Prove by induction on n: If a set A has n elements, its power set has 2^n elements.
*Given a set A, the power set of A is the set of all subsets of A
P(k)
The power of a set with k elements is $\displaystyle 2^k$
P(k+1)
The power of a set with k+1 elements is $\displaystyle 2^{k+1}$
Show that P(k+1) must be true if P(k) is true.
If a set of k elements has a power of $\displaystyle 2^k$
then an added element will form $\displaystyle 2^k$ new subsets as it can be placed with all $\displaystyle 2^k$ existing subsets.
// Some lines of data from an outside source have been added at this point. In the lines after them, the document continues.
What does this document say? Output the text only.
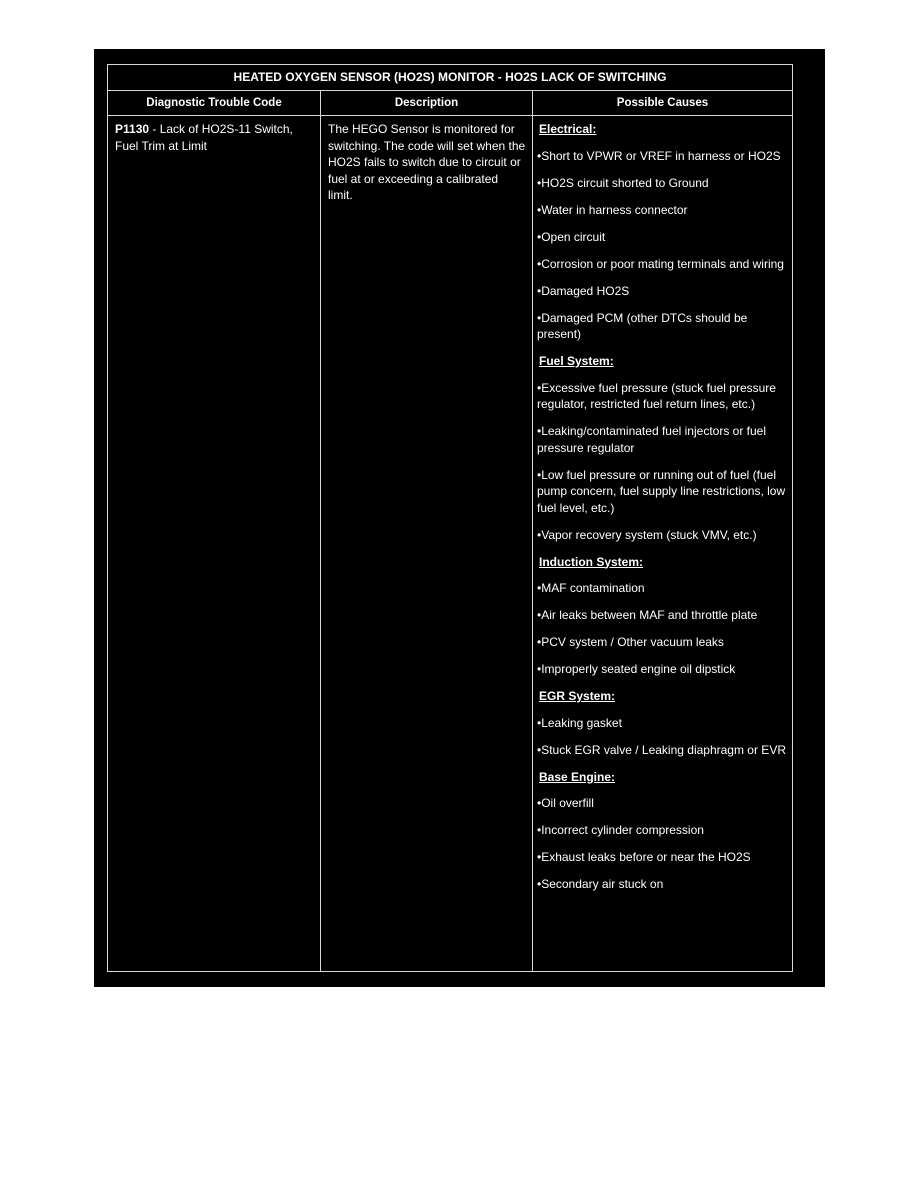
HEATED OXYGEN SENSOR (HO2S) MONITOR - HO2S LACK OF SWITCHING
Diagnostic Trouble Code	Description	Possible Causes
P1130 - Lack of HO2S-11 Switch, Fuel Trim at Limit
The HEGO Sensor is monitored for switching. The code will set when the HO2S fails to switch due to circuit or fuel at or exceeding a calibrated limit.
Electrical:
•Short to VPWR or VREF in harness or HO2S
•HO2S circuit shorted to Ground
•Water in harness connector
•Open circuit
•Corrosion or poor mating terminals and wiring
•Damaged HO2S
•Damaged PCM (other DTCs should be present)
Fuel System:
•Excessive fuel pressure (stuck fuel pressure regulator, restricted fuel return lines, etc.)
•Leaking/contaminated fuel injectors or fuel pressure regulator
•Low fuel pressure or running out of fuel (fuel pump concern, fuel supply line restrictions, low fuel level, etc.)
•Vapor recovery system (stuck VMV, etc.)
Induction System:
•MAF contamination
•Air leaks between MAF and throttle plate
•PCV system / Other vacuum leaks
•Improperly seated engine oil dipstick
EGR System:
•Leaking gasket
•Stuck EGR valve / Leaking diaphragm or EVR
Base Engine:
•Oil overfill
•Incorrect cylinder compression
•Exhaust leaks before or near the HO2S
•Secondary air stuck on
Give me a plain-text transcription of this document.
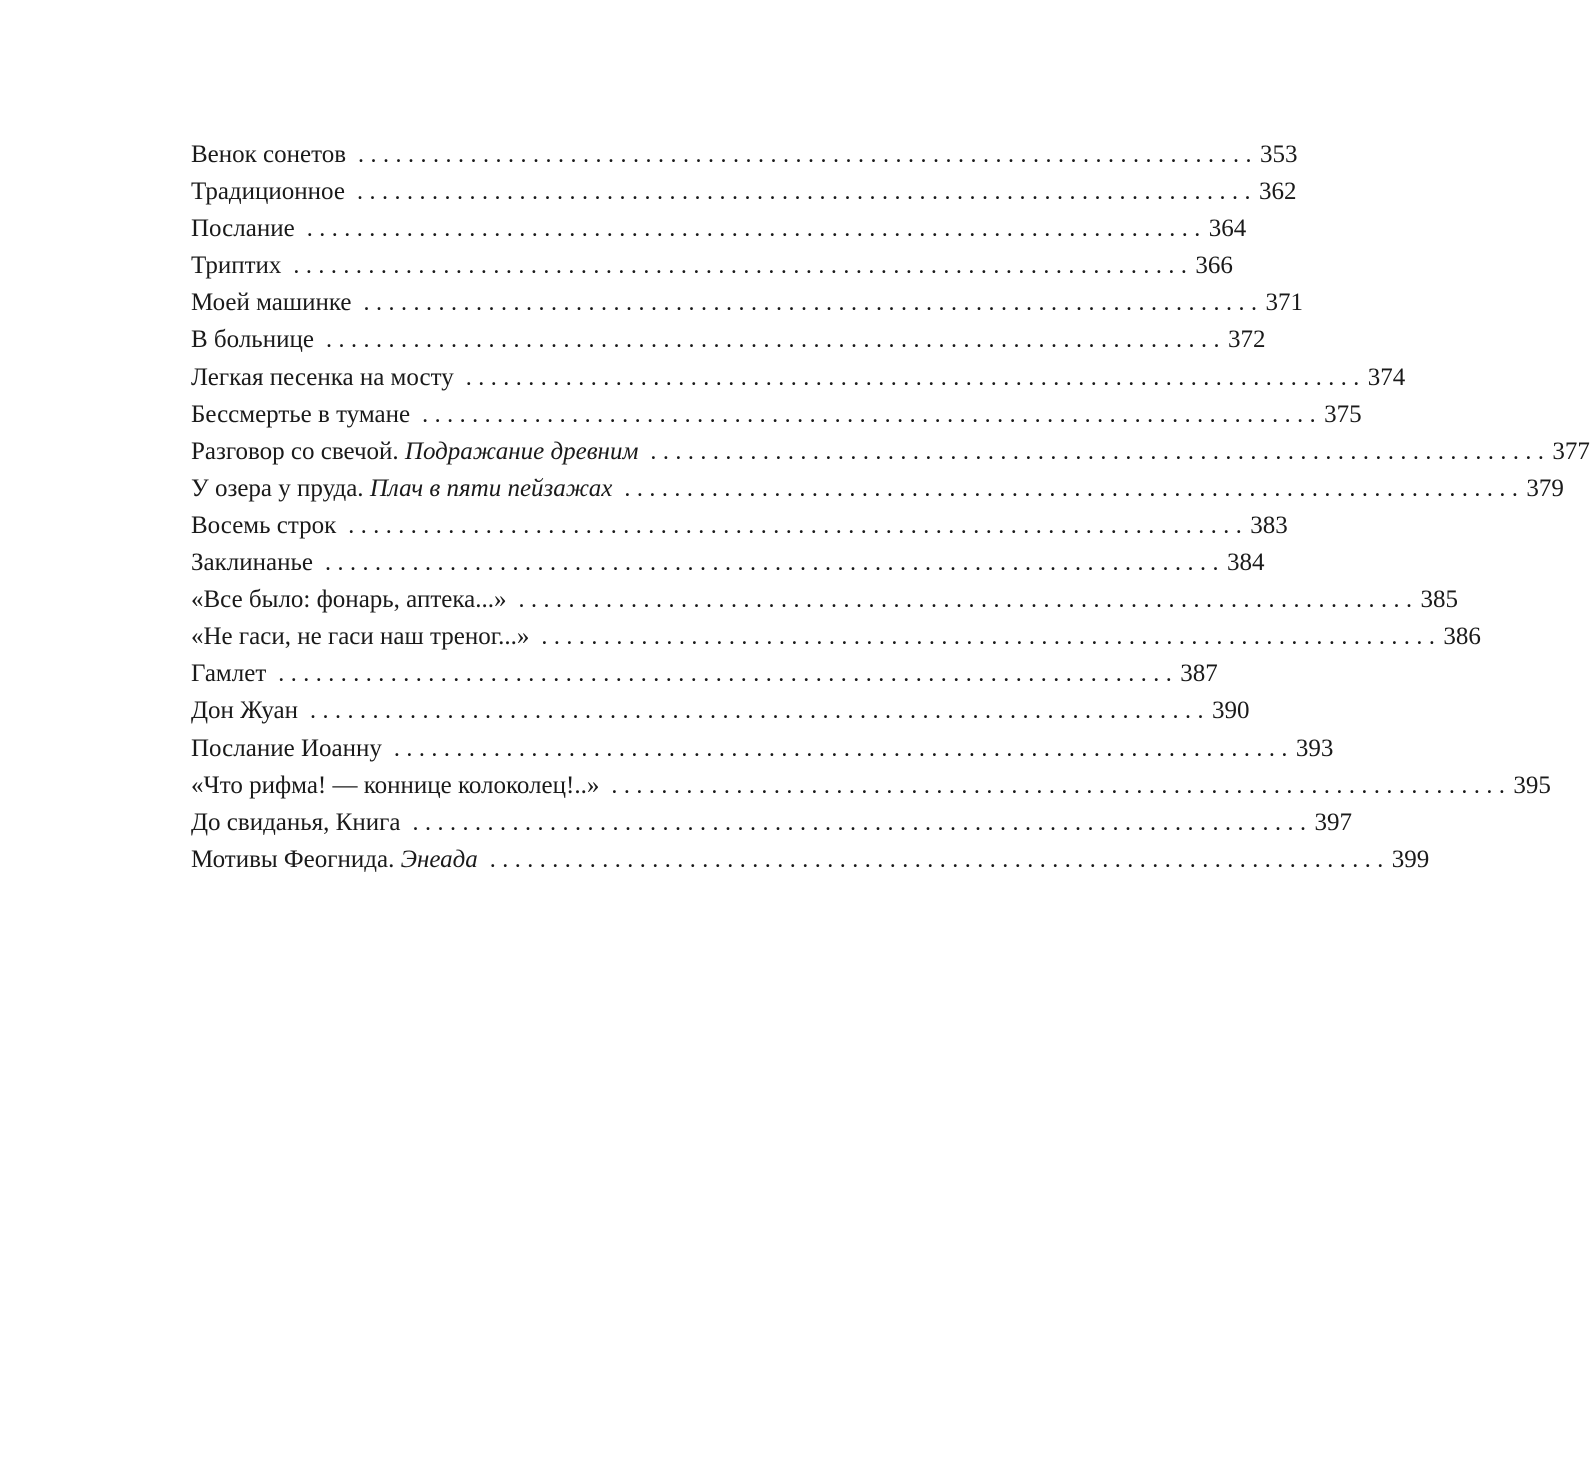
Венок сонетов ........................................................................ 353
Традиционное ........................................................................ 362
Послание ........................................................................ 364
Триптих ........................................................................ 366
Моей машинке ........................................................................ 371
В больнице ........................................................................ 372
Легкая песенка на мосту ........................................................................ 374
Бессмертье в тумане ........................................................................ 375
Разговор со свечой. Подражание древним ........................................................................ 377
У озера у пруда. Плач в пяти пейзажах ........................................................................ 379
Восемь строк ........................................................................ 383
Заклинанье ........................................................................ 384
«Все было: фонарь, аптека...» ........................................................................ 385
«Не гаси, не гаси наш треног...» ........................................................................ 386
Гамлет ........................................................................ 387
Дон Жуан ........................................................................ 390
Послание Иоанну ........................................................................ 393
«Что рифма! — коннице колоколец!..» ........................................................................ 395
До свиданья, Книга ........................................................................ 397
Мотивы Феогнида. Энеада ........................................................................ 399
Therefore a set of k+1 elements has a power of $\displaystyle (2)2^k$ if a set of k elements has power $\displaystyle 2^k.$
Finally prove for the base case.
This proof turns on a simple fact: $\displaystyle 2^n+2^n=2(2^n)=2^{n+1}.$
Any subset of $\displaystyle \{1,2,\cdots,n\}$ is a subset of $\displaystyle \{1,2,\cdots,n,n+1\}.$
So by uniting any subset of $\displaystyle \{1,2,\cdots,n\}$ with $\displaystyle \{n+1}\}$ we get a subset of $\displaystyle \{1,2,\cdots,n+1\}$.